In case you haven’t heard, PyCytoData provides a unified
framework for analyzing CyTOF data in python. The supported workflow includes File IO, preprocessing, and
dimension reduction and visualization via CytofDR. While we believe in the future of PyCytoData, we recognize
that many people prefer a leaner package without the baggage of an ecosystem. Thus, we kindly made PyCytoData
to only those who need it. In this tutorial, we walk you through whether you need to install PyCytoData
and help you make the best decisions.
Decision at a Glance
If you need a TLDR, we create a nifty flowchart for you to follow. At each step, ask yourself the question
and you will arrive at a conclusion. We want to emphasize that currently only the Cytomulate CLI strictly
requires PyCytoData because we don’t want to maintain two branches of the same IO code. For all other
workflows, you can judge the necessity of Cytomulate yourself.

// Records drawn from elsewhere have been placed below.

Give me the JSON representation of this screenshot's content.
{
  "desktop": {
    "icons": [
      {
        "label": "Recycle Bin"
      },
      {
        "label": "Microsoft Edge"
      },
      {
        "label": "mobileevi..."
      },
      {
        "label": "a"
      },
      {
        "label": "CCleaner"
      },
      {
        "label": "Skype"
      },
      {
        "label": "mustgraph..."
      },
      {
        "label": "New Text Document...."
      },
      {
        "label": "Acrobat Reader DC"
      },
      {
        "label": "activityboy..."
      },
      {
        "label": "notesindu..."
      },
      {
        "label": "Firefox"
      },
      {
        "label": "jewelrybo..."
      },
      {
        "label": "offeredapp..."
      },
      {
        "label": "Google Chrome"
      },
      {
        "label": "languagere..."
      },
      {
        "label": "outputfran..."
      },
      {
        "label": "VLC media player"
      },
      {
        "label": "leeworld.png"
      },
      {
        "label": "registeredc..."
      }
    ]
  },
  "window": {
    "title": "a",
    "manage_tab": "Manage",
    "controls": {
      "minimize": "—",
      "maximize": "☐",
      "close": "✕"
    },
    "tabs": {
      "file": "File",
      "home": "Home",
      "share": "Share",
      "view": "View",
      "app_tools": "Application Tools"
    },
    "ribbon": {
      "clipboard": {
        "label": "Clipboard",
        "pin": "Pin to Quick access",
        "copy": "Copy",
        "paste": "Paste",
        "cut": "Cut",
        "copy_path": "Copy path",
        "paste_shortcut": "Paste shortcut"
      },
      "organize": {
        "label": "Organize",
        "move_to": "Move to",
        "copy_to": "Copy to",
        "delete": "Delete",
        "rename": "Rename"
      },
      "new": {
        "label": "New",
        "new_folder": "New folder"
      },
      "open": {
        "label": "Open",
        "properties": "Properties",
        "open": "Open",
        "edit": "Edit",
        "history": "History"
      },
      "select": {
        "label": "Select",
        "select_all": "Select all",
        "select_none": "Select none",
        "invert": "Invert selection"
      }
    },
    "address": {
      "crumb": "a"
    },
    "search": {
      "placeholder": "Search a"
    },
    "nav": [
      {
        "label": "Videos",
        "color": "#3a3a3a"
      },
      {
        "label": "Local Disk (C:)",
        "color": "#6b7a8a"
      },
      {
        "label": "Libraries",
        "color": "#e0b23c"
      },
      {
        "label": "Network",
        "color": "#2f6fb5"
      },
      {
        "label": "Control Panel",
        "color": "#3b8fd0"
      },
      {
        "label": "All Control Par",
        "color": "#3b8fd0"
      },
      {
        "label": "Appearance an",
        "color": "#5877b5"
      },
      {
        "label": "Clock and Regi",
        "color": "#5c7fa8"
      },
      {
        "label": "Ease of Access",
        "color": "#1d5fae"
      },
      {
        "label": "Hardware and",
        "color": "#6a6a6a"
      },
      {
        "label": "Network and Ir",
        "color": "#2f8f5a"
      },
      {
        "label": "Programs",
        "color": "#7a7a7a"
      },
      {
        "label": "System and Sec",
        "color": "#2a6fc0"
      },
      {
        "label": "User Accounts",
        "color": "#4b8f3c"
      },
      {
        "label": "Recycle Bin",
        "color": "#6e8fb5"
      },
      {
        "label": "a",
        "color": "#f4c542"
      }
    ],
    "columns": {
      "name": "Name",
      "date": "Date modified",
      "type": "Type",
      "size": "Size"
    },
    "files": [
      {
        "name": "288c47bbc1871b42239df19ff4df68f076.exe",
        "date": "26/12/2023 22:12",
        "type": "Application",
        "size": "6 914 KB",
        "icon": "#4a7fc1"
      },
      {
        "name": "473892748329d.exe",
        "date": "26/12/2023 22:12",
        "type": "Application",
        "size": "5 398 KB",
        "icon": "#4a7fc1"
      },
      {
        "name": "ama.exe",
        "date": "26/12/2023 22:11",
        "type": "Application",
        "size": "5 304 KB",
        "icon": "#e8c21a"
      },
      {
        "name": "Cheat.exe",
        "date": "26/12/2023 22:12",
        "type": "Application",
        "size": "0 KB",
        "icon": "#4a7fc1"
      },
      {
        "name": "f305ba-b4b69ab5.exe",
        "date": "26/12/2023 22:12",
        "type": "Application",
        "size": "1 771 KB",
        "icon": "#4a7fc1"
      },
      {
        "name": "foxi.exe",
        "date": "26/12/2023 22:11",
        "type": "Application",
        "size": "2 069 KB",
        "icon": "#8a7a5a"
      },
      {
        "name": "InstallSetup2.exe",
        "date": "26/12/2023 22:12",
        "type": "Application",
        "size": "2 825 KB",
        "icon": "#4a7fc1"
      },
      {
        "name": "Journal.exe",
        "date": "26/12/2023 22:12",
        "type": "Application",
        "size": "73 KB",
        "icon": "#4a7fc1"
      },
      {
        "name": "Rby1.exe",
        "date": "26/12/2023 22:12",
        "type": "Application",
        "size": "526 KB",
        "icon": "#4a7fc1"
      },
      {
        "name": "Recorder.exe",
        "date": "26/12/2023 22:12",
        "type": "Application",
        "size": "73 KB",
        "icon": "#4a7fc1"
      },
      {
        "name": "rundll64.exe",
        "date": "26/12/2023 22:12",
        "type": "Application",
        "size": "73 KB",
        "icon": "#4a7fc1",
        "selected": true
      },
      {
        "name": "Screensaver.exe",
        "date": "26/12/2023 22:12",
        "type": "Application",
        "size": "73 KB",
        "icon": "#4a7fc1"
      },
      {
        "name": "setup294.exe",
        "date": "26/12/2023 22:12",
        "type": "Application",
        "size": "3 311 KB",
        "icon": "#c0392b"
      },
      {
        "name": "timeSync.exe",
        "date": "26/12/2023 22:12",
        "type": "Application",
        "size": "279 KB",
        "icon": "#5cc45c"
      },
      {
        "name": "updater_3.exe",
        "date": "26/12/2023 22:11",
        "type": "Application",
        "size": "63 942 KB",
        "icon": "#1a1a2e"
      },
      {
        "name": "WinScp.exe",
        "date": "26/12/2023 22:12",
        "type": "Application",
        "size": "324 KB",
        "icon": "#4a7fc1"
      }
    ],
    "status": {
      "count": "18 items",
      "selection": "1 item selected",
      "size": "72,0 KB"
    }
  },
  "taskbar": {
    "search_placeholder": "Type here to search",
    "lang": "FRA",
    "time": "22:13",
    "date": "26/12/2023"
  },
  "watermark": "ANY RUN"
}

How is PyCytoData optional?
Currently, we need PyCytoData for two functionalities:
The Cytomulate CLI
Outputting to a PyCytoData object
For the former, we require PyCytoData because we rely on its File IO operations so that we don’t have
reinvent a great module. For the latter, users have the option to use the sample_to_pycytodata method
or just the regular sample method. In the case that PyCytoData is not installed, user can have
NumPy arrays returned instead. As you may see, we do not rely on PyCytoData for the core model and
estimation procedures. PyCytoData is rather just a convenience feature for those who need it.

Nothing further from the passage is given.